UPDATE: Hours after it was first reported in the NY Post, Mayor Mike Bloomberg announced he was backing off plans to limit the number of bars and stores that could sell intoxicating beverages. Wonder why?
The old adage holds true. First they came for the cigarette
smokers. But you didn’t raise your hand because you didn’t smoke, right? Then
they came for the people with chronic atherosclerosis, but you already limited
your salt intake so you didn’t raise your hand then either. Now, New York City
Mayor Mike Bloomberg is moving to limit
the number of establishments that sell intoxicating beverages – all in the name
of your health and quality of life. Bet you feel bad that you didn’t raise a
stink back in 2004 now don’t you?
Granted this axiom originally applied to the Holocaust, but
you get the idea.
The city’s Health Department is going to work with the “Partnership
for a Healthier New York” to dramatically reduce the number of establishments
that sell alcohol.
Guess where the money to fund this program comes from? The
sprawling health care reform law passed in 2010 that has a grant for community “transformation.”
Who knew that by “transformation,” they meant a dystopian hellscape where Big
Bro Bloomberg tells you what you should or should not be consuming. Gosh, I wonder why people hate the health care law so much?
The term “nanny state” doesn’t quite go far enough –
libertarians, feel free to freak out.
The official reasoning for the decision is, of course,
health care costs. Alcohol-related injuries due to car crashes and excessive
intake are a significant problem in the city’s emergency rooms.

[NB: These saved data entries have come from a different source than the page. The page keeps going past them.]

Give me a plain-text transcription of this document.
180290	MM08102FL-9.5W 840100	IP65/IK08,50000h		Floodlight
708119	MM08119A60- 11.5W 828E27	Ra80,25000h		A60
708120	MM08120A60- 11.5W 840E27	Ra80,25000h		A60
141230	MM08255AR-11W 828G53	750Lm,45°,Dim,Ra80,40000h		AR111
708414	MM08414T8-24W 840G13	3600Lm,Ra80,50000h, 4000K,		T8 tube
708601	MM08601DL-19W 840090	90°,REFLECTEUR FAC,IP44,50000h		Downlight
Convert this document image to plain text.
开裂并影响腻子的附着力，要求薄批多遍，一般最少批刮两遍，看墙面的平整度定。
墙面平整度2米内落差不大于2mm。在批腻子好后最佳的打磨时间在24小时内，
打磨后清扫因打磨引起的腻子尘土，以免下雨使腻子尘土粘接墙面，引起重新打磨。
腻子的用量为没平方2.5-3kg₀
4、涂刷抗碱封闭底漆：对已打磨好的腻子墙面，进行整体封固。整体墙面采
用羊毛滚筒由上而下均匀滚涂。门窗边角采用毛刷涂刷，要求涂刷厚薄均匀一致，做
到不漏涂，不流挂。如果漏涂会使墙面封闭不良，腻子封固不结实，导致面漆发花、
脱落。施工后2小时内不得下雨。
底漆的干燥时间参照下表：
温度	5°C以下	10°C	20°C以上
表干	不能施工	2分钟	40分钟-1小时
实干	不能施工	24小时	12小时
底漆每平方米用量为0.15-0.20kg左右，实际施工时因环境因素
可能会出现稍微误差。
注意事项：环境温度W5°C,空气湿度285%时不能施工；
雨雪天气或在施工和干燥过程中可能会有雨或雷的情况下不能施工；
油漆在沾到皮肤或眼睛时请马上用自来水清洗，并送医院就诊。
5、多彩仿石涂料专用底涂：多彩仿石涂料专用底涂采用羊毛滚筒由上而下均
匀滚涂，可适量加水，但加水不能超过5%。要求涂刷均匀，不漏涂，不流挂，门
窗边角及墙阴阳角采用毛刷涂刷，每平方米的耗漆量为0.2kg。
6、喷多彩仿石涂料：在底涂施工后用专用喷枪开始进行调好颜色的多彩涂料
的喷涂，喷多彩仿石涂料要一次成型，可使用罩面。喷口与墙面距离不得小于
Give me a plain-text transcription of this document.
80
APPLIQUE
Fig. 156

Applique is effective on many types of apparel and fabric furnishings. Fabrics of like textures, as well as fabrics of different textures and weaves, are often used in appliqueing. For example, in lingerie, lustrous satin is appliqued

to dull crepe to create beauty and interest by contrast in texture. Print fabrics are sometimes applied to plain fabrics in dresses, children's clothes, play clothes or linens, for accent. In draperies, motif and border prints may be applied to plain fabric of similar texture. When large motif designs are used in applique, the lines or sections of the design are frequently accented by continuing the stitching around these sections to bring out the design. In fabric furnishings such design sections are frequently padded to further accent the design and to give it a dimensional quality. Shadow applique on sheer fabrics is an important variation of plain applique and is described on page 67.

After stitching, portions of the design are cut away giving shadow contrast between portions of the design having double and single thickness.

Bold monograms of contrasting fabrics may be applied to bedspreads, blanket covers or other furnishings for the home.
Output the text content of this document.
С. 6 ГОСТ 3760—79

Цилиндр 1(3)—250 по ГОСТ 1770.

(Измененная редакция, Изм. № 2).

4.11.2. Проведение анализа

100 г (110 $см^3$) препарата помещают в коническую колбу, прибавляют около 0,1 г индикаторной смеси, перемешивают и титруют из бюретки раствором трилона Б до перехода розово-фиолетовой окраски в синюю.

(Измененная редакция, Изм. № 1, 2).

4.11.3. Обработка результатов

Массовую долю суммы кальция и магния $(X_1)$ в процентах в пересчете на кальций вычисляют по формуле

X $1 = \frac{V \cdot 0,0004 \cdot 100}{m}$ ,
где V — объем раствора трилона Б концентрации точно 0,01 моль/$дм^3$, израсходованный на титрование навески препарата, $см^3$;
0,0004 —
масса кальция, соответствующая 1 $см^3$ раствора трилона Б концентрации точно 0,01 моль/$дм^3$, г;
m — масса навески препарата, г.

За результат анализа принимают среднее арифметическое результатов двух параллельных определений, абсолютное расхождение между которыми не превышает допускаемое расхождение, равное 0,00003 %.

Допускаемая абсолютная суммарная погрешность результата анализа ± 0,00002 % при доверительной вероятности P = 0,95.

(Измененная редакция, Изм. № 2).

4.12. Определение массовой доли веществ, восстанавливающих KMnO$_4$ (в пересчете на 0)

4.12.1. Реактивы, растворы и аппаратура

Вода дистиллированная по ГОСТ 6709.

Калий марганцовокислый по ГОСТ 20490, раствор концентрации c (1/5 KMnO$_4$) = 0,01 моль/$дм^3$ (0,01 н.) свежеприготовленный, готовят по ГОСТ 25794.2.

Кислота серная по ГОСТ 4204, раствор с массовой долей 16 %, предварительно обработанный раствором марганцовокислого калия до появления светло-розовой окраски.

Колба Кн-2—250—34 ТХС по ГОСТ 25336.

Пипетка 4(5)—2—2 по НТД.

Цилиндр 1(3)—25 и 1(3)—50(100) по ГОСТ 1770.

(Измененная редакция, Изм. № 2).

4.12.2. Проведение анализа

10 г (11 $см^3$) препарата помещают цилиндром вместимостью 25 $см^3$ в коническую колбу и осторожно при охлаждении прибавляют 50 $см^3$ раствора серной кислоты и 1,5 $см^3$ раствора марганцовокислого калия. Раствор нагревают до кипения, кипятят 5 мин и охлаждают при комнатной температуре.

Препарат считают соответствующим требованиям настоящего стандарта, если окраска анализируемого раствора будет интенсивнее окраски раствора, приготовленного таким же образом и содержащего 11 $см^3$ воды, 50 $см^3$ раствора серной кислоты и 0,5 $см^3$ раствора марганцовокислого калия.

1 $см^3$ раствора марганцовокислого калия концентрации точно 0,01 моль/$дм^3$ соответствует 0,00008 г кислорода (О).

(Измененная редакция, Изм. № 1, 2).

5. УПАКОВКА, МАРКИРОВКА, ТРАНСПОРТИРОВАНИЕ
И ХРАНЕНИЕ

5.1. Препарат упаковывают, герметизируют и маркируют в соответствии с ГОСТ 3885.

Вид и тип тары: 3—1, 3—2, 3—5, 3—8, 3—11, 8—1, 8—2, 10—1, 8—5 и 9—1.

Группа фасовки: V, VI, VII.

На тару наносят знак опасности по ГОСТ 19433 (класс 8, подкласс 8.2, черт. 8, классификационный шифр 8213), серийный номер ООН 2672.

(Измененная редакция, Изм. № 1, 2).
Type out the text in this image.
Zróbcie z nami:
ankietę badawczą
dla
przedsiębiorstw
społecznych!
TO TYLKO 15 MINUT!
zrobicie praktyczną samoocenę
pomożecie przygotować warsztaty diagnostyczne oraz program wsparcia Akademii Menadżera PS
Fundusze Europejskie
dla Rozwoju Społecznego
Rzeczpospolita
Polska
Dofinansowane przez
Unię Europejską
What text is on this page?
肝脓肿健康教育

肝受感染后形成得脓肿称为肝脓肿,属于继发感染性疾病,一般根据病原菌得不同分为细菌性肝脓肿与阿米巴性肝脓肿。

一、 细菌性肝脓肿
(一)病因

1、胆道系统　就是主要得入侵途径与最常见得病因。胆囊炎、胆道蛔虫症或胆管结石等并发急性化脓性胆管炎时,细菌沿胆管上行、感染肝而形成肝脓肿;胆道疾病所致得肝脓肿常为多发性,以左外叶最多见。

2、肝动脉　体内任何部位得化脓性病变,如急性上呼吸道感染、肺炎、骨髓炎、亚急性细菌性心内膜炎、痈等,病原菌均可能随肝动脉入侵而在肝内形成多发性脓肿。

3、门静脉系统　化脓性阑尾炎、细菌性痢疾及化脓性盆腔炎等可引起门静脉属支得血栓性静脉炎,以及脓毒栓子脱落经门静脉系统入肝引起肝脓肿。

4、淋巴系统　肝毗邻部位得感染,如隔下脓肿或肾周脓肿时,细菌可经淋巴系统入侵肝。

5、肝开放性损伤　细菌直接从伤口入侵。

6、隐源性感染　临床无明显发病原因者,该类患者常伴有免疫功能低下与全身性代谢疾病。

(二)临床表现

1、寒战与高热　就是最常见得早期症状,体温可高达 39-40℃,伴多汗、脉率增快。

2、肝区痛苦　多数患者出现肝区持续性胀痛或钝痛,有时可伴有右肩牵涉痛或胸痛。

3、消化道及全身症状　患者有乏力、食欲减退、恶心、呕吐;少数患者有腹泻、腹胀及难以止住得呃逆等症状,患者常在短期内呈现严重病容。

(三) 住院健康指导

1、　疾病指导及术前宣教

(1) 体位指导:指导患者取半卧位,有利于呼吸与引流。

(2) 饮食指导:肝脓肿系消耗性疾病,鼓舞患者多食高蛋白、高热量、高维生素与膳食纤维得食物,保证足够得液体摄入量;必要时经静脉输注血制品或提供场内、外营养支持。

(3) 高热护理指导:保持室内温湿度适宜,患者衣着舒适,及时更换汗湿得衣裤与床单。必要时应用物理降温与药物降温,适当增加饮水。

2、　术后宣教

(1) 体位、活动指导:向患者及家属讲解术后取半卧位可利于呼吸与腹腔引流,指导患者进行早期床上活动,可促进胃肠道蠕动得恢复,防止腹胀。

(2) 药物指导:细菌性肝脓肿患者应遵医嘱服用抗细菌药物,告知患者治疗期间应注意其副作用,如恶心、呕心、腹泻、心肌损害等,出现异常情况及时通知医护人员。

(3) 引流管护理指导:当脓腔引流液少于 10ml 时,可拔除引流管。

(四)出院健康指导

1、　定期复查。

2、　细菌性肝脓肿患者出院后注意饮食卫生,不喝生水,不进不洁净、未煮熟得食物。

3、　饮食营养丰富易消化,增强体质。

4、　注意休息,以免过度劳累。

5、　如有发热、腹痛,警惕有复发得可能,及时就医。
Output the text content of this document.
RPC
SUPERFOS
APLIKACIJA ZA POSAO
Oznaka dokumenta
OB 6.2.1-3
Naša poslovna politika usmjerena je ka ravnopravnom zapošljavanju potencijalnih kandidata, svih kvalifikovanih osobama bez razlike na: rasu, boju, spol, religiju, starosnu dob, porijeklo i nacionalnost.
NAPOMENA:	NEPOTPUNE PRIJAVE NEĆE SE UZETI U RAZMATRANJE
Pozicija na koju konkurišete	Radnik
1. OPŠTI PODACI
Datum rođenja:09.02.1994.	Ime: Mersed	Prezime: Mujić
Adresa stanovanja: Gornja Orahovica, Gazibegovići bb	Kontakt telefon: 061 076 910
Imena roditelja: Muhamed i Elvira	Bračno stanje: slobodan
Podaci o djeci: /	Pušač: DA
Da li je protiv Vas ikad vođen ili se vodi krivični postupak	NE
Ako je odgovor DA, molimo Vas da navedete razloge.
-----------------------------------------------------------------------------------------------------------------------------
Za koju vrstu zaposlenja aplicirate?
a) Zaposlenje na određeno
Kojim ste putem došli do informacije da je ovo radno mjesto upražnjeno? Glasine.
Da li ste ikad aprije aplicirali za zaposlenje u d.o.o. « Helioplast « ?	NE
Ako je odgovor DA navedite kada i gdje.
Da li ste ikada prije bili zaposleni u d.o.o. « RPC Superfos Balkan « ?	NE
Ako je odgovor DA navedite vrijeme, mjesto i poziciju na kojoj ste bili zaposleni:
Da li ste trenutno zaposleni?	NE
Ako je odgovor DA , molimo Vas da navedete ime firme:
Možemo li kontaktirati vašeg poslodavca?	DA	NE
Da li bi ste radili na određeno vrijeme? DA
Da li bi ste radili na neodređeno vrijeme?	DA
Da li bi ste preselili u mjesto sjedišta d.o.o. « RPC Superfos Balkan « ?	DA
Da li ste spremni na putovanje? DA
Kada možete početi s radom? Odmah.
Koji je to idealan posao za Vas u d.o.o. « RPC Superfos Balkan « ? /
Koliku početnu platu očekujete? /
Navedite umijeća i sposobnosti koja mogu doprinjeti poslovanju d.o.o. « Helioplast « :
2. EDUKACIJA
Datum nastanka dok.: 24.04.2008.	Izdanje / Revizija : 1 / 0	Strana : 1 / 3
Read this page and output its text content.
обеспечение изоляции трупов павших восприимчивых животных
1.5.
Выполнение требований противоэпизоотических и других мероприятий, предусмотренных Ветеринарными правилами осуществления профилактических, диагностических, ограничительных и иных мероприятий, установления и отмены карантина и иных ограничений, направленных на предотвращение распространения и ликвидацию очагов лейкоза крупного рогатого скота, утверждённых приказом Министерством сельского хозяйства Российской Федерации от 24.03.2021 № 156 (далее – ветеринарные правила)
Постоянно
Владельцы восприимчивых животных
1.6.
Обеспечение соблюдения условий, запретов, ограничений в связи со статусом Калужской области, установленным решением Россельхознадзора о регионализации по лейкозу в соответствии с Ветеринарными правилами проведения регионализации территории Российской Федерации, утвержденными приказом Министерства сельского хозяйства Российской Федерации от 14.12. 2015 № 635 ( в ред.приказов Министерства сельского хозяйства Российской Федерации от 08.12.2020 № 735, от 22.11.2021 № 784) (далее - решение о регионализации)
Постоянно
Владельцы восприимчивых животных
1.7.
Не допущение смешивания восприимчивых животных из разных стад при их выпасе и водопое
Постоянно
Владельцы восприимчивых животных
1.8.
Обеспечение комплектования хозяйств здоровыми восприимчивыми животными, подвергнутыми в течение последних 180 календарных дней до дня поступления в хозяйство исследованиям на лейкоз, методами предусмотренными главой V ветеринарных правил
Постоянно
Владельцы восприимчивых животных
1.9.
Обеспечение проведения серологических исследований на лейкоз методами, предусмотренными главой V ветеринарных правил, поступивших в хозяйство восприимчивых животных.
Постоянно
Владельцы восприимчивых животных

Intoxicating
substances are also a factor in nearly half of homicides in the city.
Of course, we have a pretty good idea of what happens when
the government determines just how much alcohol one can or cannot purchase:
Back then, they called it capital “T” total abstinence, but
the constitutional amendment which codified the Volstead Act into law was
commonly referred to as “prohibition.”